A country that played virtually no role in creating the problem is paying a recurring economic and human price for it, while those most responsible for historic emissions remain reluctant to shoulder proportionate financial responsibility.

The costs are no longer episodic or exceptional. Floods, heat waves, glacial melt and water stress have become structural features of Pakistan’s economic landscape. Each event destroys infrastructure, displaces communities and disrupts productivity.

Public finances are repeatedly diverted from development to emergency response and reconstruction. Growth potential erodes quietly but persistently, while social vulnerability deepens. Climate damage has become a permanent drag on an already constrained economy.

What makes this burden particularly unjust is Pakistan’s limited capacity to absorb it.

Climate adaptation and resilience are capital-intensive undertakings. Strengthening flood defences, modernising water management, climate-proofing agriculture and transitioning energy systems require sustained investment on a scale Pakistan cannot finance domestically.

With fiscal space compressed and debt pressures acute, climate spending competes directly with health, education, and basic public services. The result is forced trade-offs that no frontline climate state should be expected to make alone.

This is where global climate finance has fallen short. Advanced economies have acknowledged their responsibility, in principle, endorsing frameworks on mitigation, adaptation, and loss and damage.

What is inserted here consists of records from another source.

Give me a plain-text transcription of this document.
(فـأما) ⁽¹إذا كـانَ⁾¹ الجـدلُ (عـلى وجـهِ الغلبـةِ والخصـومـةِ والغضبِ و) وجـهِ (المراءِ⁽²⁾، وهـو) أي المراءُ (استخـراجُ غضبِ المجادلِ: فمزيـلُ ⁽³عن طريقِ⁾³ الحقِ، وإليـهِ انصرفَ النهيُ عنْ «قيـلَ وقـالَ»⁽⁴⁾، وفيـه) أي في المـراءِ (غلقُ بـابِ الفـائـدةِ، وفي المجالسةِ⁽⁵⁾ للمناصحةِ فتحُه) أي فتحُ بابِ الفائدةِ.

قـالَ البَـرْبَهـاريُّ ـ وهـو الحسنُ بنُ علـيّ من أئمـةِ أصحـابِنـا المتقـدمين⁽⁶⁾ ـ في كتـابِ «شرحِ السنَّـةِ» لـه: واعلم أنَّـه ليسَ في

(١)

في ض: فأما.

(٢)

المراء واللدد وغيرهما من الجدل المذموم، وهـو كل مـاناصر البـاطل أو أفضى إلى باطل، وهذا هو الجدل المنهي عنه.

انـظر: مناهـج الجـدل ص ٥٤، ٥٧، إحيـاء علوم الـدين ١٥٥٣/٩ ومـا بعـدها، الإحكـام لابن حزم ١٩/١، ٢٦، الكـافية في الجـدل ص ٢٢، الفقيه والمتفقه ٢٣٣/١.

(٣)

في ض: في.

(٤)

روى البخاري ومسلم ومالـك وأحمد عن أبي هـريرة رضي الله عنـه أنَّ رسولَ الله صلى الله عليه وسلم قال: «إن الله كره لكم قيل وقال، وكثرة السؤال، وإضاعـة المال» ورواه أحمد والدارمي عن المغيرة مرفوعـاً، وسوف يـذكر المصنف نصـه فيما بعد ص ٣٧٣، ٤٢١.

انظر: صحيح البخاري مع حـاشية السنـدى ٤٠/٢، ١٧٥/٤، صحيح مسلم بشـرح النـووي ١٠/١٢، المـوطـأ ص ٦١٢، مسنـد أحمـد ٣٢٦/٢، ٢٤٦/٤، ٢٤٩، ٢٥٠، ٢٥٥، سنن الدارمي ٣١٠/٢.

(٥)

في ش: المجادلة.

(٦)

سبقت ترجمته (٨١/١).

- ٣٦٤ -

READ MORE: Experts for coordinated strategy to avoid impact of climate change

Yet delivery remains inadequate. Funding flows are slow, fragmented and often structured as loans rather than grants, adding to the financial burden instead of easing it. For countries exposed to repeated climate shocks, promises that fail to materialise translate into cumulative loss without recovery.

The imbalance is not merely moral; it is economic. Climate damage now functions as a macroeconomic shock. It weakens food security, fuels inflation, strains balance-of-payments positions and undermines investor confidence. Each disaster increases the likelihood of fiscal slippage and external vulnerability.

Treating climate finance as discretionary assistance ignores the systemic risks that climate instability creates for the global economy as a whole.

There is also a credibility gap at work. Rich countries built prosperity through carbon-intensive growth and continue to enjoy its dividends. When they delay meaningful financial contributions, the cost is effectively transferred to countries with fewer resources and weaker safety nets. Pakistan pays through destroyed livelihoods, damaged infrastructure and repeated rebuilding of the same assets. These losses accumulate quietly, shaping long-term development prospects and social cohesion.

None of this absolves Pakistan of responsibility for improving its own climate governance. Project preparation, institutional coordination and transparency matter. Efficient use of available funds is essential. But domestic reform cannot compensate for a global financing failure. Adaptation without external support remains limited in scale and reach, regardless of policy intent.

The only credible path forward lies in sustained, predictable and meaningful financial transfers from high-emitting economies to climate-vulnerable states. That financing must prioritise grants and highly concessional instruments, focus on adaptation as much as mitigation, and operate with urgency rather than procedural delay. Climate justice cannot move at donor speed while climate damage unfolds in real time.

Pakistan’s case is neither unique nor exceptional. It reflects a broader pattern affecting countries that sit at the front-line of climate disruption without having contributed materially to its cause. Until responsibility and cost are aligned, the global climate regime will remain unequal and ineffective.

Climate change has already imposed its verdict. The unresolved question is whether those most responsible for the crisis are prepared to finance its consequences. Without that commitment, countries like Pakistan will remain trapped in a cycle of damage and repair, paying repeatedly for a crisis they did not create.